Grades: 1 to 14
Duration: 2-4 Hours
Supplies: 1 Black Light (be sure it is in the Ultra Violet range: <405nm) 24 cooled cupcakes 7 cups confectioners sugar 1 C vegetable shortening 1 tsp clear vanilla extract 0.3 ounce package of LIME gelatin 1 C boiling water 1 C chilled tonic water (with quinine) 3-5 Tbsp tonic water (diet works also) chocolate chips
Prepare or purchase Cupcakes
Allow to cool if necessary
Attachments: Slimy Glowing Cupcake Recipe.pdf
Make the Frosting
Make your frosting by adding confectioner’s sugar, shortening, vanilla and 3 Tbsp tonic water in a large bowl. Beat on low speed until creamy – adding the remaining 2 Tbsp of tonic water as necessary. Mix at high speed for about a minute to allow the frosting to become light and fluffy. We used all 5 Tbsp of tonic water when we did it.
Frost your cupcakes and set them in the freezer for 30-45 minutes to set the frosting – they don’t need to be frozen solid – just set.
Make the Slimy Glowing Goo!
As your frosting sets in the freezer, prepare your Slimy Glow Goo. Prepare the gelatin using 1 C boiling water and 1 C chilled tonic water. This is where most of the glow comes from!

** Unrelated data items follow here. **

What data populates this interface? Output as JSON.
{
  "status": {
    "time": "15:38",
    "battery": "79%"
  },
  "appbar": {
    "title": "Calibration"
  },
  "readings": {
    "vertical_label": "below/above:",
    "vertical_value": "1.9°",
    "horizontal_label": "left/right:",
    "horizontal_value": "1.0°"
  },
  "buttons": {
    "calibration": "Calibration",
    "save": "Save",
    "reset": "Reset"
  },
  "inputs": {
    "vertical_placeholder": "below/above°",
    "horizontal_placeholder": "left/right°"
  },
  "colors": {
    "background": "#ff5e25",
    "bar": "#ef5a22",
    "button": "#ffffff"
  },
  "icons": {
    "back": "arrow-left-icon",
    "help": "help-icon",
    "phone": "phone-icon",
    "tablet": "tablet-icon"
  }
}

After you’ve completed the mixture, place the hot gelatin mixture in an ice bath to cool it. Monitor the temperature and consistency of your glow goo carefully. Once it is cool – but not set – remove it from the ice bath (about 10 minutes)
Apply the Slimy Glowing Goo!
Take the frosted cupcakes out of the freezer, a couple at a time. Hold the cake and dip the frosting into the cool gelatin to coat thoroughly. Do not submerge the cake – only the frosting. Once coated, return the cupcake to the freezer for 2-3 minutes. Repeat 4-5 times until the gelatin coating is thick!
Once all of the cupcakes have been thoroughly coated, return the gelatin to the ice bath and let it cool until it just begins to set. It will be a thick, gloppy, messy (SO FUN!) consistency. If you want, you can spoon a tablespoon of the gloppy gelatin over the top of the cupcakes to create a slime!
Now… add a couple of chocolate chip eyes and you’re ready for presentation. Under white light, you have slimed cupcakes. Turn on a UV or Black Light and you have an eerie purple glow! Both are sure to please!
Why do they glow? What’s happening??
Fluorescence is one of the most fascinating phenomenon ever! Along with its cousin, phosporescence, fluorescence results from the interaction between specific frequencies of light (electromagnetic waves) and the atoms that make up certain materials. Certain frequencies of light excite the electrons in certain materials, rasing them to a higher energy level. As the energy level of the material’s electrons returns to normal, the energy in the form of light, is emitted.